The discovery of Homo Naledi at a site about 30 miles northwest of Johannesburg was one of the most sensational in modern palaeoanthropology. At the back of a complex cave system in the Cradle of Humankind world heritage site, through an opening so narrow you would have to hold one arm above your head to fit your shoulders through, cavers happened upon the graveyard of a species never before seen.

The 1,500 bone fragments making up at least 15 skeletons were difficult to date. Some features, such as the wrists and hands, were similar to those in modern humans, while the curved, tree-gripping fingers and smaller brain seemed more primitive. When the find was revealed 18 months ago, the best guess dated them to between two and three million years ago.

Now a complex dating process has found that this estimate was out by a factor of ten. A suite of techniques, each performed by laboratories working independently from each other, looked at the sedimentation in the caves, tooth enamel and other key markers, and found that the bones were about 335,000 years old, and may be as recent as 236,000 years old.

This means that the earliest humans in Africa, who were evolving during this period, may not have been alone.

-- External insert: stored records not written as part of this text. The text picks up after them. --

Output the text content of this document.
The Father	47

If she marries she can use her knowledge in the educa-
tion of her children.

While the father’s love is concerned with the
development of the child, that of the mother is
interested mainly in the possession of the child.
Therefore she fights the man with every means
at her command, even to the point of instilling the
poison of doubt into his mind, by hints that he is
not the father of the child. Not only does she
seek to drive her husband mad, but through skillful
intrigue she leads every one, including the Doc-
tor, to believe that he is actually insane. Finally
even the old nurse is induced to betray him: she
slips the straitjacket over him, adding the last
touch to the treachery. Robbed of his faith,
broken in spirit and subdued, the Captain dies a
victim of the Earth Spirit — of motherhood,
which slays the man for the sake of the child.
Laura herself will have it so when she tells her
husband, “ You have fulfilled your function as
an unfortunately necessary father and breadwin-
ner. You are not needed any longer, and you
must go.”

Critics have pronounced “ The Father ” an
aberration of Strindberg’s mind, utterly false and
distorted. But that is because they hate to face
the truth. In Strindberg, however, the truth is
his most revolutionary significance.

Scientists believe Homo naledi could have thrived for hundreds of thousands of years before we came on the scene, and like species such as Neanderthals, could even live on in our DNA as a result of interbreeding.

“It’s clear the species comes from deep time but its genus comes down through the generations very close to us,” said Lee Berger, of the University of the Witwatersrand, whose team discovered the bones. “It is very possible that Homo naledi, this small-brained non-human species, actually encountered Homo sapiens.”

One of the more intriguing and controversial theories about Homo naledi posits that the chamber where its bones were found was a ritual burial site.

Professor Berger believes that the dead were pushed through the tiny opening as part of a funeral ceremony, which would explain how so many bones ended up in the same cave. This theory received a boost from another excavation in a neighbouring chamber, which found the same pattern of bones.

Professor John Hawks, an anthropologist from the University of Wisconsin-Madison, who led the excavation of the second cave, said that together the discoveries called into question science’s assumptions about evolution.

“We thought that humans were invincible, that as we evolved we were crowding out every possible competitor and that the story was a simple one, where you have a lineage become aggressively more humanlike with bigger and bigger brains and more sophisticated behaviour,” he said.

“Now the best-represented and best-dated fossil assemblage in this time period in Africa is Homo naledi.

“We have to answer how these hominid populations may have interacted with each other, what role they may have had in our own origins, where our ancestors fit into this diverse and potentially very competitive environment. It’s an exciting time and we expect there will be many more discoveries in the years to come.”